Really not much more to tell than what is already in the question.
using mongoid:
People.asc(:age)
I get nil value first.
is there a way to always return nil last, or to tell mongodb to treat nil as very high?
Exactly like what is answered for the same problem in sql here
Not if you want ascending order for the non-nil ages. If that is unimportant, you could see if
People.desc(:age)
will put the nil values at the end. Alternatively, you could try adding a search parameter to not return nil values:
People.not_in(age: [nil]).asc(:age)
I'm pretty sure the answer is "no" for MongoDB. There's no way to supply a custom sorting function, you can only supply the keys to sort on.
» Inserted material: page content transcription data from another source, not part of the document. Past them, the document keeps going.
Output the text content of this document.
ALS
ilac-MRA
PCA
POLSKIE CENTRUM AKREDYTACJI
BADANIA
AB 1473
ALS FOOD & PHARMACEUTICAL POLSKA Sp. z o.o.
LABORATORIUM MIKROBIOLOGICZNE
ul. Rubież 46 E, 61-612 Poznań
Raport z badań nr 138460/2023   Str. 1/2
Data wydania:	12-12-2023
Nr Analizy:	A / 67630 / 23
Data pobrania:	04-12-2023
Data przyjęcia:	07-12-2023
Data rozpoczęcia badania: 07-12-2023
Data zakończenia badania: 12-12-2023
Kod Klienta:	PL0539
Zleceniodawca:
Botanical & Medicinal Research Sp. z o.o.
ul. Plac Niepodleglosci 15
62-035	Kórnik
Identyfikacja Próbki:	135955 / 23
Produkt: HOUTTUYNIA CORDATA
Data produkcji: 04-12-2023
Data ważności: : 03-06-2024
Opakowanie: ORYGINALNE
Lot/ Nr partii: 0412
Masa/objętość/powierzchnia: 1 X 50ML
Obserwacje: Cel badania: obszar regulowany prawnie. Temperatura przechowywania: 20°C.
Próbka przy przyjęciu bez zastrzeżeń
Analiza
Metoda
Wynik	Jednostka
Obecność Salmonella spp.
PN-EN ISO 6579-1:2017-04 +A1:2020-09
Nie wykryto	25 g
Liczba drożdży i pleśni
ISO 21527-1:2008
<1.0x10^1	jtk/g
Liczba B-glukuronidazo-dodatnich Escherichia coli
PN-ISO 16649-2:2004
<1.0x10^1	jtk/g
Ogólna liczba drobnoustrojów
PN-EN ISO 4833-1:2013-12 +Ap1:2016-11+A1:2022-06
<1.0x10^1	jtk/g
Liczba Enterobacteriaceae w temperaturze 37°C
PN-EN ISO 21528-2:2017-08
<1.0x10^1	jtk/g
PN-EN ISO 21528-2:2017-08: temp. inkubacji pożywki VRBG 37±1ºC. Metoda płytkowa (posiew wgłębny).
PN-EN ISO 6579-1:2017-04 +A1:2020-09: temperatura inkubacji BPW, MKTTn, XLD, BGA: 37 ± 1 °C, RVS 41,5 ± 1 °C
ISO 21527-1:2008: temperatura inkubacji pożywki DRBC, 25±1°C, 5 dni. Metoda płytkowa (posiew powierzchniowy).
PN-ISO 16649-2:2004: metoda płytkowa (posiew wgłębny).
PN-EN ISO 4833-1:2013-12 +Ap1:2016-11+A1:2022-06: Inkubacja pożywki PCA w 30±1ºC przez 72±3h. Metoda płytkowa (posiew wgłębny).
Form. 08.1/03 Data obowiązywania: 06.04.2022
There is a request for custom sorting functions and they even mention your particular use case:
javascript sort helper for custom sorting / indexing
[...]
Could this be used to sort alphabetically on a field, and put documents with a null value at the end of the result set?
[...]
@nick - yes
So you're not alone in wanting to put null
s at one end or the other.
I think the best you can do right now is to do it in Ruby, something like this:
nils, not_nils = People.asc(:age).partition { |p| p.age.nil? }
people = not_nils + nils
I don't use Mongoid but presumably asc
gives you an Enumerable, if not then perhaps you could stick a to_a
in there. Of course this sort of hackery is useless if you're paginating.